You have two ways you can accomplish this. If you want to use a unique_ptr you need to make a functor that takes an enumeration of what type was made, and then it goes through a switch to call the correct version of delete. This is not the best solution as it requires the enum and the functor be updated every time a new type is added to the hierarchy. The reason you need to do this is because the deleter is part of the unique_ptr's type.

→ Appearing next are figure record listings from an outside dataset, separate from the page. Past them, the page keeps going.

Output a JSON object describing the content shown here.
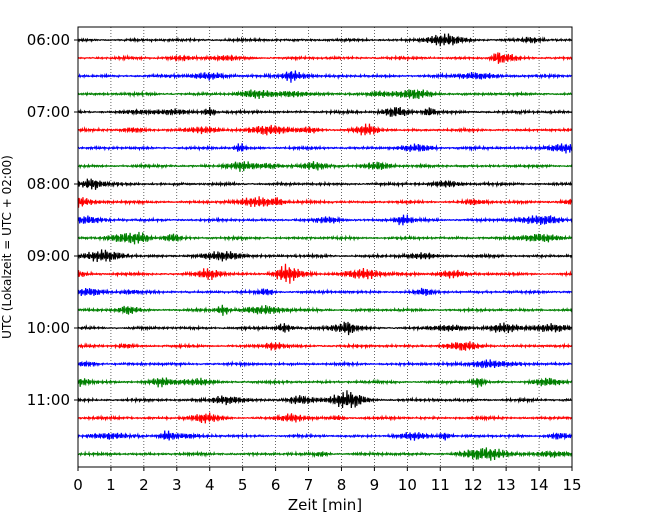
{
  "chart_data": {
    "type": "line",
    "title": "",
    "xlabel": "Zeit  [min]",
    "ylabel": "UTC (Lokalzeit = UTC + 02:00)",
    "xlim": [
      0,
      15
    ],
    "x_ticks": [
      0,
      1,
      2,
      3,
      4,
      5,
      6,
      7,
      8,
      9,
      10,
      11,
      12,
      13,
      14,
      15
    ],
    "x_tick_labels": [
      "0",
      "1",
      "2",
      "3",
      "4",
      "5",
      "6",
      "7",
      "8",
      "9",
      "10",
      "11",
      "12",
      "13",
      "14",
      "15"
    ],
    "y_tick_labels": [
      "06:00",
      "07:00",
      "08:00",
      "09:00",
      "10:00",
      "11:00"
    ],
    "start_time": "06:00",
    "trace_length_min": 15,
    "trace_count": 24,
    "trace_colors": [
      "#000000",
      "#ff0000",
      "#0000ff",
      "#008000"
    ],
    "vertical_grid": true,
    "grid_style": "dotted",
    "legend": "none"
  }
}
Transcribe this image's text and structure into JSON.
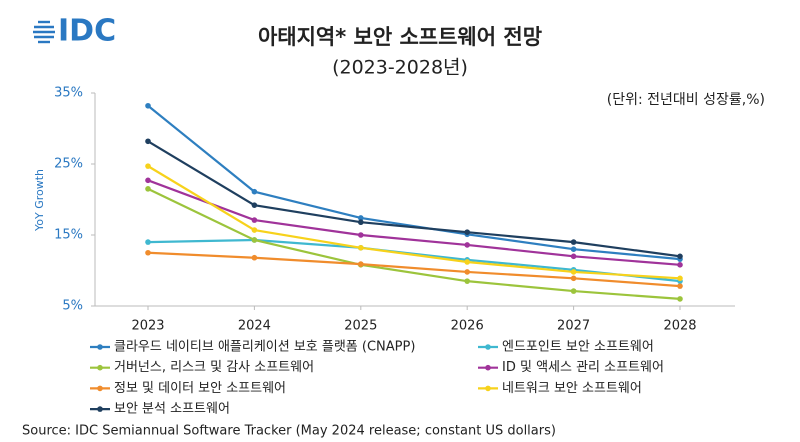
{
  "logo": "IDC",
  "chart_data": {
    "type": "line",
    "title": "아태지역* 보안 소프트웨어 전망",
    "subtitle": "(2023-2028년)",
    "unit_note": "(단위: 전년대비 성장률,%)",
    "y_label": "YoY Growth",
    "source": "Source:  IDC Semiannual Software Tracker (May 2024 release; constant US dollars)",
    "categories": [
      "2023",
      "2024",
      "2025",
      "2026",
      "2027",
      "2028"
    ],
    "ylim": [
      5,
      35
    ],
    "yticks": [
      {
        "value": 5,
        "label": "5%"
      },
      {
        "value": 15,
        "label": "15%"
      },
      {
        "value": 25,
        "label": "25%"
      },
      {
        "value": 35,
        "label": "35%"
      }
    ],
    "series": [
      {
        "name": "클라우드 네이티브 애플리케이션 보호 플랫폼 (CNAPP)",
        "color": "#2e7fc0",
        "values": [
          33.2,
          21.1,
          17.4,
          15.1,
          13,
          11.6
        ]
      },
      {
        "name": "엔드포인트 보안 소프트웨어",
        "color": "#3fb8d0",
        "values": [
          14,
          14.3,
          13.2,
          11.5,
          10.1,
          8.5
        ]
      },
      {
        "name": "거버넌스, 리스크 및 감사 소프트웨어",
        "color": "#9cc43c",
        "values": [
          21.5,
          14.3,
          10.8,
          8.5,
          7.1,
          6
        ]
      },
      {
        "name": "ID 및 액세스 관리 소프트웨어",
        "color": "#a0339a",
        "values": [
          22.7,
          17.1,
          15,
          13.6,
          12,
          10.8
        ]
      },
      {
        "name": "정보 및 데이터 보안 소프트웨어",
        "color": "#f08c2c",
        "values": [
          12.5,
          11.8,
          10.9,
          9.8,
          8.9,
          7.8
        ]
      },
      {
        "name": "네트워크 보안 소프트웨어",
        "color": "#f7d21b",
        "values": [
          24.7,
          15.7,
          13.2,
          11.2,
          9.8,
          8.9
        ]
      },
      {
        "name": "보안 분석 소프트웨어",
        "color": "#1f3f5f",
        "values": [
          28.2,
          19.2,
          16.8,
          15.4,
          14,
          12
        ]
      }
    ]
  }
}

Another option is to switch to using a std::shared_ptr. shared_ptr's deleter is not part of the type, but instead part of the internals. This means that when you create a shared_ptr to a derived class and store it in a shared_ptr to the base class, it remembers that it is actually pointing to a derived class. Using that would make you main look like

int main(int argc, char** argv)
{
  int cl = 1;
  {
    std::shared_ptr<Base> d1;

    switch (cl)
    {
      case 1:
      {
        d1 = std::make_shared<Derived1>();
        static_cast<Derived1*>(d1.get())->Special1();
        break;
      }
      case 2:
      {
        d1 = std::make_shared<Derived2>();
        static_cast<Derived2*>(d1.get())->Special2();
        break;
      }
      case 3:
      {
        d1 = std::make_shared<Derived3>();
        static_cast<Derived3*>(d1.get())->Special3();
        break;
      }
    }

    d1.get()->SetLogger();
    d1.get()->SetStatus();
    d1.get()->SetTimer();
  }
  return 0;
}